Was, so könnte zu Recht gefragt werden, haben diese eher allgemeinen ökonomischen und kultursoziologischen Betrachtungen mit dem Bologna-Prozess zu tun? Eine ganze Menge, denke ich. 

Haben sich denn die Hochschulen auf den demographischen Wandel und seine Herausforderung eingestellt? Im Unterschied zu vielen Universitäten in den Niederlanden, in Großbritannien oder in den USA scheinen es viele Hochschulen in Deutschland noch nicht wirklich begriffen zu haben, was da auf sie zukommt. Obwohl ja immer wieder davon geredet wird. Darauf gehört hat in Deutschland unter anderen die TU Kaiserslautern mit ihrem nach der Fernuniversität Hagen zweitgrößten Fernstudienaufkommen in Deutschland. Auch mehrere Fachhochschulen beziehungsweise deren Verbünde pflegen Formen des berufsbegleitenden Studierens, auf das die Bologna-Architektur sehr gut zugeschnitten erscheint. 

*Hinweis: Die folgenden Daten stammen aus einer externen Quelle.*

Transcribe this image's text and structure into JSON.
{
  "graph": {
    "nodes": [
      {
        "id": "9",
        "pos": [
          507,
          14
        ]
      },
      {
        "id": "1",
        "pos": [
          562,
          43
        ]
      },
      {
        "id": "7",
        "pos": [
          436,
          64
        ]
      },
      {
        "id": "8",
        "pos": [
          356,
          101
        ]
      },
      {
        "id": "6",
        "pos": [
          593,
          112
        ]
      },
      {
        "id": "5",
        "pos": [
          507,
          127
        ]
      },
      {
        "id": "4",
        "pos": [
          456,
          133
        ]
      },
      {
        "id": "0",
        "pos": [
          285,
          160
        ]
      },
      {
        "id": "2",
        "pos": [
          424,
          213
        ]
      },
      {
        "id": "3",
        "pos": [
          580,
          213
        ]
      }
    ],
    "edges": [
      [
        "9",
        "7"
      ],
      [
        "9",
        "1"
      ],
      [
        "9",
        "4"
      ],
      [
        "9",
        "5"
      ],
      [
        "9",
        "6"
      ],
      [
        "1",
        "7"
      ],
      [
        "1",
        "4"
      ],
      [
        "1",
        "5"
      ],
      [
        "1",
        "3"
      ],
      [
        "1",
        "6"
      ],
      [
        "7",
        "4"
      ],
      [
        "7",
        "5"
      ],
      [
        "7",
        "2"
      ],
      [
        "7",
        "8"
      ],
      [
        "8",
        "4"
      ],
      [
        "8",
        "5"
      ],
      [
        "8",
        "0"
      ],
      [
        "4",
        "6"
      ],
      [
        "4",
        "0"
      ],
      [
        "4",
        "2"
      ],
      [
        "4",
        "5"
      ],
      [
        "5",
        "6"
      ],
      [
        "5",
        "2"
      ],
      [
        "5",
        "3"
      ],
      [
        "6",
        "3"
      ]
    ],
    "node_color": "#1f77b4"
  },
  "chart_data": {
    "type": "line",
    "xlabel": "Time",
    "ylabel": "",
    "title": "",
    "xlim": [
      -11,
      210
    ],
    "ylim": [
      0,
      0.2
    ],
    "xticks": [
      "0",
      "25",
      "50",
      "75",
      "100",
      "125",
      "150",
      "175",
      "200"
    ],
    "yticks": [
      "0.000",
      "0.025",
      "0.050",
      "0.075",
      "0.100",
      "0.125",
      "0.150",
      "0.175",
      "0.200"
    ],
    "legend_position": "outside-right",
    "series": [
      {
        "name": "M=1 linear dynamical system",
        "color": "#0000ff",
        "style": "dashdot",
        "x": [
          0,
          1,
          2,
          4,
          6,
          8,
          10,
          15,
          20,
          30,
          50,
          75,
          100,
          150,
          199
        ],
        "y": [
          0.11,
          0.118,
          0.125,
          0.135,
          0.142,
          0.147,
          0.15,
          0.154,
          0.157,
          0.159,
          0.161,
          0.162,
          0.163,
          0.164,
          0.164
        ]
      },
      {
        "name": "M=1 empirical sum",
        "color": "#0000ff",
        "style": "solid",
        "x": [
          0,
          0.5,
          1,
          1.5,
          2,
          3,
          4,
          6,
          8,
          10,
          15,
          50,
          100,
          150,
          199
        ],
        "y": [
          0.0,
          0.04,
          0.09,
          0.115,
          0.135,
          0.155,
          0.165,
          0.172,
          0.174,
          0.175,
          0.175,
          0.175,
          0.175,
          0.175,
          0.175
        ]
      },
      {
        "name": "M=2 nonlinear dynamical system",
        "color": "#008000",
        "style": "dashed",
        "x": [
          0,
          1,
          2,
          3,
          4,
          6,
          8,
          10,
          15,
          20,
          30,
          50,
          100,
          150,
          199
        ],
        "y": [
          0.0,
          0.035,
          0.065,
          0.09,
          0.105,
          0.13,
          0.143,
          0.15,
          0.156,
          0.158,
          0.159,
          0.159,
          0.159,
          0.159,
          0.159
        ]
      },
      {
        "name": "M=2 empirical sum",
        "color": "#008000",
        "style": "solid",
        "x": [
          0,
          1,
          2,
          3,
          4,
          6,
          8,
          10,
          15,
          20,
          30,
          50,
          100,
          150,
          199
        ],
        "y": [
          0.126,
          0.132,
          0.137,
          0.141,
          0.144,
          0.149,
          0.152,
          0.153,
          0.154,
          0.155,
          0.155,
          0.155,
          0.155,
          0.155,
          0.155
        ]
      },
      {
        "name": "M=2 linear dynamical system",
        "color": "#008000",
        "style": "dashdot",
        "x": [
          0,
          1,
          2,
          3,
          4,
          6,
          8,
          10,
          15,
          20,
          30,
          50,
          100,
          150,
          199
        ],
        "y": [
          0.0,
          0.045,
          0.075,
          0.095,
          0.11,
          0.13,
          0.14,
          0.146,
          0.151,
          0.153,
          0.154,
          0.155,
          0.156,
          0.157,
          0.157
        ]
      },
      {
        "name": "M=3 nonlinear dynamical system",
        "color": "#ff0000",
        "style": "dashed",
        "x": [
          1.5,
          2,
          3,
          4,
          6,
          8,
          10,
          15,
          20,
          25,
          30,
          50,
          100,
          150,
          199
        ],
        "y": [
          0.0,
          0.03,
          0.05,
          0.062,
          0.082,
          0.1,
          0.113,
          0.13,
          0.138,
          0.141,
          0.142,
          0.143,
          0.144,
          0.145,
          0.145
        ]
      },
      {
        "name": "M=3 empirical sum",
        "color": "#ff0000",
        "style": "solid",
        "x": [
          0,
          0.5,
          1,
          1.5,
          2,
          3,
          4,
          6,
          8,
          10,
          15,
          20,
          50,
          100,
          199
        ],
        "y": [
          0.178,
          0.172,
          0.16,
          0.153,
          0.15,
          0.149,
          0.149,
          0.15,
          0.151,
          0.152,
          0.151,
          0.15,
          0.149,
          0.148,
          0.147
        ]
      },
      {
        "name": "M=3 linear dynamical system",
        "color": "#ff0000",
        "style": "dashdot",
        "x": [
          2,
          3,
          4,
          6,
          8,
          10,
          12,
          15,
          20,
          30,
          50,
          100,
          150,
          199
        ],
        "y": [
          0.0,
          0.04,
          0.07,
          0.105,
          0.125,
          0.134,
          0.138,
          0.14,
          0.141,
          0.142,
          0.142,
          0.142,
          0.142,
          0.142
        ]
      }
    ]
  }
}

Wenn nötig: Vier Jahre Bakkalaureat/Bachelor 

Dabei muss nach meiner Auffassung durchaus in den verschiedenen Fächern oder besser Qualifikations-Feldern die bisher von deutschen Ländern (nicht etwa von der Bologna- Erklärung) verordnete, so törichte Einheitlichkeit mit einem drei Jahre = 180 ECTS-Punkte umfassenden Bakkalaureus und einem nur in zweijähriger Form erwünschten Magister/Master überprüft werden. Dort, wo eine direkte Berufsqualifizierung angestrebt wird, sollten auch 3 ½ und 4-jährige BA Programme möglich sein, wie sie in Indien, Schottland, Australien oder in den USA üblich sind. Das schafft Zeit für eine projektgestützte Propädeutik der Wissenschaftsmethodik, Raum für internationale Mobilität und für die unerlässlichen Praktika. Ein im Schnitt etwa vier Jahre dauerndes Bakkalaureus-Programm, das erkennbar den Anforderungen an Methoden- wie Fachkompetenz gerecht wird, wäre eine bessere Alternative als die bisher von den meisten deutschen Ländern verordneten drei Jahre mit ihrer bloßen Zählung von „Modulen“ und ECTS-Punkten, also „erledigten“ Zeiteinheiten und „abgeprüften“ Wissens-Fetzen. Kompetenzen, also Können (und Lernen Können) auf der Basis von Wissen, sind das Ziel auch der wissenschaftlichen Ausbildung, nicht scheinbar gesicherte „Inhalte“.  

Einem solchen BA könnten dann zu einem späteren Zeitpunkt zwischen einem und zwei Jahre laufende Magister/Master- Programme folgen, die entweder auf berufliche Tätigkeit oder auf wissenschaftliche Vertiefung hin orientiert werden können. Programme, die in aller Regel aber nicht –wie leider derzeit praktiziert- unmittelbar nach dem ersten Abschluss besucht werden, sondern erst später aus dem Beruf heraus. Dabei sollten die jeweiligen Fächer aber nicht vergessen, dass erstens nur ein geringer Prozentsatz der BA-Absolventen (nach Master oder Doktor) einen Platz in der Forschung finden oder auch nur suchen wird, und zum zweiten, dass für diesen nächsten Abschnitt, zumal wenn das Programm fachlich vom erworbenen Bakkalaureus abweicht, eine Eignungsfeststellung unausweichlich wird. Dass für junge Leute, die schon beim BA-Studium eine hohe Begabung wie Neigung zur Wissenschaft erkennen lassen, auch der direkte Weg aus einem herausragenden Bakkalaureus-Abschluss in ein Promotions-Studium möglich sein muss, also ohne den Magister/Master, sollten die Universitäten (nach internationalen Vorbildern) in ihren Promotionsordnungen erlauben und fördern. Deutlich früher abgeschlossene Promotionen nutzen der Forschung wie dem Nachwuchs für die Unternehmen. 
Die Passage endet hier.